- Wallace Douglas and Pat Paterson in the film
- Directed by: A. Cyran
- Written by: Moira Dale
- Produced by: E.A. Fell
- Starring: Pat Paterson Frank Stanmore Wallace Douglas
- Production company: Anglo-European
- Distributed by: Paramount British Pictures
- Release date: 1933;
- Running time: 64 minutes
- Country: United Kingdom
- Language: English

= The Love Wager =

1932 film

The Love Wager is a 1933 British comedy film directed by A. Cyran and starring Pat Paterson, Frank Stanmore and Wallace Douglas. It was written by Moira Dale and released by Paramount Pictures as a quota quickie.

== Preservation status ==
The British Film Institute National Archive holds a collection of ephemera and stills but no film or video materials.

==Plot ==
General Neville, an explosive but soft-hearted old Army officer, falls out with his son Peter over the latter's love for Peggy, a shop girl. However, the General makes a deal with Peter, promising to consent to the engagement if Peter can earn £1,500 within a year. Peter gets a job as a bargee, but as the deadline approaches, his chances of winning the bet look slim. Desperate for a solution, Peggy writes for advice to "Auntie Prue", the editor of a women's newspaper column, who goes to interview the General, who has coincidentally just been robbed of his precious family heirlooms. She uncovers information that puts Peter on the trail of the suspects. Following a struggle with the thief on the London Underground, Peter manages to retrieve the stolen jewels, thereby securing the hefty reward offered by his father, and winning the wager.

==Cast==
- Pat Paterson as Peggy
- Frank Stanmore as Shorty
- Wallace Douglas as Peter Neville
- Morton Selten as General Neville
- Moira Dale as Auntie Prue
- Harold Saxon-Snell as Huxter
- Hugh E. Wright as Noakes
- Philip Godfrey as Ed Grimes

== Reception ==
The Daily Film Renter wrote: "Ingenuous romance adventure, relieved by attractive settings against the background of English countryside and Grand Junction Canal. Acting general production on simple lines. ... Quota offering for very uncritical patrons."

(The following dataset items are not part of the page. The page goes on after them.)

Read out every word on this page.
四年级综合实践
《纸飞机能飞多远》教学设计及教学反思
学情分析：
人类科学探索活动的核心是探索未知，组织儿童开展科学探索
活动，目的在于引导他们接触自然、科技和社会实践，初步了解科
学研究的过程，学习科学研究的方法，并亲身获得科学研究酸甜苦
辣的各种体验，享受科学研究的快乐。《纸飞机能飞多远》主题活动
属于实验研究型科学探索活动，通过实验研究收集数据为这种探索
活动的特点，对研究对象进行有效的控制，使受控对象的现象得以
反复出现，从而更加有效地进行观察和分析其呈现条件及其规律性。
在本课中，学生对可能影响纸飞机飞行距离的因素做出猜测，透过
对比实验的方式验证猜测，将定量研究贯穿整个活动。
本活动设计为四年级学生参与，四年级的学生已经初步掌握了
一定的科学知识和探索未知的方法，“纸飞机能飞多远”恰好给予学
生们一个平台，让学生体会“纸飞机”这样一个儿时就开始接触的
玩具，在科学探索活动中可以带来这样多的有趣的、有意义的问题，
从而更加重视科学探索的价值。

Kine Weekly wrote: "Romance of London life, the good thematic values of which have not been exploited to the fullest advantage. There is, however, a certain simple naivete about the film, coupled with picturesque waterfront shots, which may appeal to the unsophisticated and get it over in small halls, despite its lacking of such considered essentials as vitality, crispness and decision. ... The producer, A. Cyran, fails to marshal the fundamentals, and the loose development prevents the situations from registering with essential snap."

Picturegoer wrote: "A picture which misses its opportunities. The story is bright in idea and allows for a good London atmosphere, including canal side and underground sequences. Unfortunately, the development is poor and the acting not outstanding. It is ingenuous in treatment and lacking in vitality and punch. The canal-side sequences are picturesque."